The 15.4-inch wide-screen display offers a 1,440x900-pixel native resolution, which is what we're used to from previous 15-inch MacBook Pro models. But with the growth of online HD video, and ever-higher resolutions for digital still and video cameras, some users will want more pixels to play with. A 1,680x1,050-pixel display option is now available, which costs an extra $100 (or $150 for a version that also includes an antiglare coating). Still, for a $2,000 laptop, the higher-resolution screen should be included by default.
|Apple MacBook Pro - Spring 2010||Average for category [mainstream]|
|Video||Mini DisplayPort||VGA-out, HDMI|
|Audio||Stereo speakers, headphone/microphone jacks||Stereo speakers, headphone/microphone jacks|
|Data||2 USB 2.0, FireWire 800, SD card reader||4 USB 2.0, SD card reader|
|Networking||Ethernet, 802.11 b/g/n Wi-Fi, Bluetooth||Ethernet, 802.11 b/g/n Wi-Fi, Bluetooth, optional WWAN|
|Optical drive||DVD burner||DVD burner|
Apple embraced the simple joys of the SD card slot in last year's MacBook Pro update, but this time around there are no comparable new features (although we're excited that the DisplayPort output now supports audio as well as video).
You do, however, have several ways to push the 15-inch MacBook Pro well past its $1,799-$2,199 default configurations. Bumping the 500GB hard drive from 5,400rpm to a faster 7,200rpm model is a $50 upgrade, and SSD drives are available from 128GB ($200) to 512GB (a whopping $1,300).
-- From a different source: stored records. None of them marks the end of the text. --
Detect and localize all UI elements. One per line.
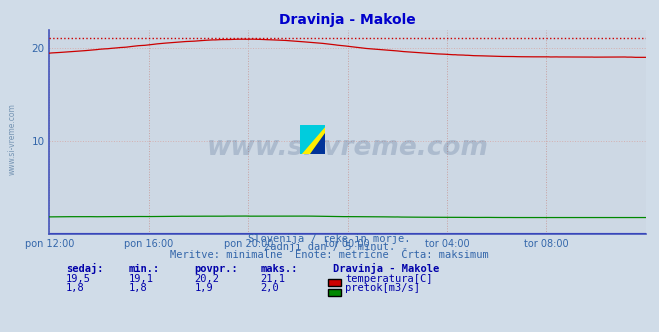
Text: zadnji dan / 5 minut.: zadnji dan / 5 minut. <box>264 242 395 252</box>
Text: 20,2: 20,2 <box>194 274 219 284</box>
Title: Dravinja - Makole: Dravinja - Makole <box>279 13 416 27</box>
Text: www.si-vreme.com: www.si-vreme.com <box>207 135 488 161</box>
Text: maks.:: maks.: <box>260 264 298 274</box>
Text: temperatura[C]: temperatura[C] <box>345 274 433 284</box>
Text: 1,8: 1,8 <box>66 284 84 293</box>
Polygon shape <box>300 124 325 154</box>
Text: sedaj:: sedaj: <box>66 263 103 274</box>
Text: min.:: min.: <box>129 264 159 274</box>
Text: 19,1: 19,1 <box>129 274 154 284</box>
Text: 19,5: 19,5 <box>66 274 91 284</box>
Text: 1,8: 1,8 <box>129 284 147 293</box>
Polygon shape <box>300 124 325 154</box>
Polygon shape <box>310 133 325 154</box>
Text: 1,9: 1,9 <box>194 284 213 293</box>
Text: pretok[m3/s]: pretok[m3/s] <box>345 284 420 293</box>
Text: Dravinja - Makole: Dravinja - Makole <box>333 263 439 274</box>
Text: 21,1: 21,1 <box>260 274 285 284</box>
Text: www.si-vreme.com: www.si-vreme.com <box>8 104 17 175</box>
Text: povpr.:: povpr.: <box>194 264 238 274</box>
Text: Meritve: minimalne  Enote: metrične  Črta: maksimum: Meritve: minimalne Enote: metrične Črta:… <box>170 250 489 260</box>
Text: Slovenija / reke in morje.: Slovenija / reke in morje. <box>248 234 411 244</box>
Text: 2,0: 2,0 <box>260 284 279 293</box>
RAM can be doubled to 8GB for $400, but each of the three base 15-inch models is locked into particular CPU/GPU combos.
The 15- and 17-inch MacBook Pros have "automatic graphics switching," an Apple-engineered variation on Nvidia's Optimus graphics-switching technology. The concept is simple: the system uses its integrated Intel graphics by default, and when an app launches that requires the discrete Nvidia GeForce 330M GPU, it seamlessly switches over to that, then turns it off when it is no longer required.
Previously, switching between the (integrated) GeForce 9400 and the (discrete) GeForce 9600 found in last year's MacBook Pros required you to manually flip a software switch on the power options menu, and then log out and log back in.
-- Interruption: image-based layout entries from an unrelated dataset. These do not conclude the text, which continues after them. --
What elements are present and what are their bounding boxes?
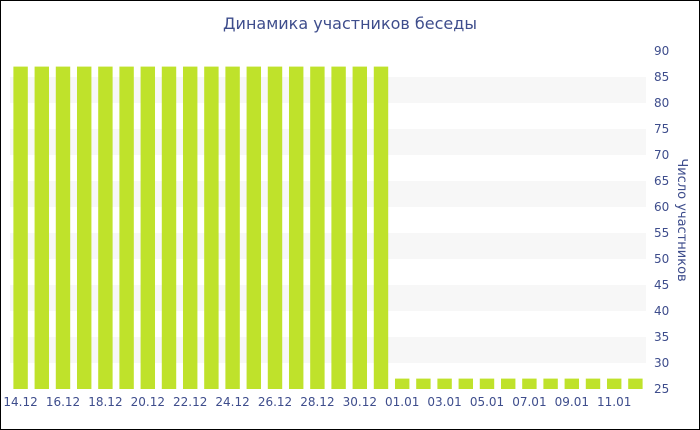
x-tick-label: 22.12	[173, 395, 207, 409]
x-tick-label: 09.01	[555, 395, 589, 409]
x-tick-label: 18.12	[88, 395, 122, 409]
bar-06.01	[500, 378, 516, 389]
grid-bands	[10, 77, 646, 363]
bar-14.12	[13, 66, 28, 389]
y-tick-label: 30	[654, 356, 669, 370]
y-tick-label: 60	[654, 200, 669, 214]
bar-30.12	[352, 66, 368, 389]
bar-21.12	[161, 66, 177, 389]
y-tick-label: 40	[654, 304, 669, 318]
grid-band	[10, 181, 646, 207]
bar-26.12	[267, 66, 283, 389]
bar-27.12	[288, 66, 304, 389]
bar-08.01	[543, 378, 558, 389]
bar-16.12	[55, 66, 71, 389]
x-tick-label: 11.01	[597, 395, 631, 409]
x-tick-label: 07.01	[512, 395, 546, 409]
bar-04.01	[458, 378, 474, 389]
y-tick-label: 25	[654, 382, 669, 396]
chart-title: Динамика участников беседы	[223, 14, 477, 33]
x-tick-label: 30.12	[343, 395, 377, 409]
bar-01.01	[394, 378, 410, 389]
y-tick-label: 70	[654, 148, 669, 162]
grid-band	[10, 337, 646, 363]
bar-02.01	[416, 378, 431, 389]
y-tick-label: 85	[654, 70, 669, 84]
bar-09.01	[564, 378, 580, 389]
x-tick-label: 24.12	[215, 395, 249, 409]
grid-band	[10, 77, 646, 103]
bar-22.12	[182, 66, 198, 389]
x-tick-label: 20.12	[131, 395, 165, 409]
y-axis-ticks: 25 30 35 40 45 50 55 60 65 70 75 80 85 90	[654, 44, 669, 396]
grid-band	[10, 285, 646, 311]
x-tick-label: 03.01	[427, 395, 461, 409]
bar-28.12	[310, 66, 325, 389]
y-tick-label: 75	[654, 122, 669, 136]
grid-band	[10, 233, 646, 259]
y-tick-label: 35	[654, 330, 669, 344]
bar-05.01	[479, 378, 495, 389]
bar-23.12	[204, 66, 219, 389]
bar-29.12	[331, 66, 346, 389]
y-axis-label: Число участников	[674, 158, 689, 281]
x-tick-label: 28.12	[300, 395, 334, 409]
bar-25.12	[246, 66, 262, 389]
x-tick-label: 16.12	[46, 395, 80, 409]
bar-07.01	[522, 378, 537, 389]
y-tick-label: 45	[654, 278, 669, 292]
x-tick-label: 01.01	[385, 395, 419, 409]
bar-17.12	[76, 66, 92, 389]
y-tick-label: 55	[654, 226, 669, 240]
bar-15.12	[34, 66, 50, 389]
bar-19.12	[119, 66, 134, 389]
bar-03.01	[437, 378, 452, 389]
x-tick-label: 26.12	[258, 395, 292, 409]
x-tick-label: 05.01	[470, 395, 504, 409]
y-tick-label: 65	[654, 174, 669, 188]
bars	[13, 66, 643, 389]
bar-10.01	[585, 378, 601, 389]
grid-band	[10, 129, 646, 155]
x-axis-ticks: 14.12 16.12 18.12 20.12 22.12 24.12 26.12 28.12…	[3, 395, 631, 409]
bar-31.12	[373, 66, 389, 389]
x-tick-label: 14.12	[3, 395, 37, 409]
y-tick-label: 90	[654, 44, 669, 58]
bar-20.12	[140, 66, 156, 389]
y-tick-label: 50	[654, 252, 669, 266]
bar-24.12	[225, 66, 240, 389]
bar-18.12	[98, 66, 113, 389]
y-tick-label: 80	[654, 96, 669, 110]
bar-11.01	[606, 378, 622, 389]
bar-12.01	[628, 378, 643, 389]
The GeForce 330M (available in 256MB and 512MB versions) is not a hard-core gaming powerhouse, but it should be capable of playing just about any current PC game--although you may have to dial down the detail levels or resolution for optimal frame rates. It's the seamless switching between GPUs that interests us more, as it lets you take advantage of the discrete graphics for HD video and gaming, but won't run down the battery when not in use. In the Mac version of Call of Duty 4 we got 34.5 frames per second at 1,440x900-pixel resolution, with 4XAA and other high-end graphics options turned on, and 59 frames per second at the same resolution, but medium in-game graphics settings.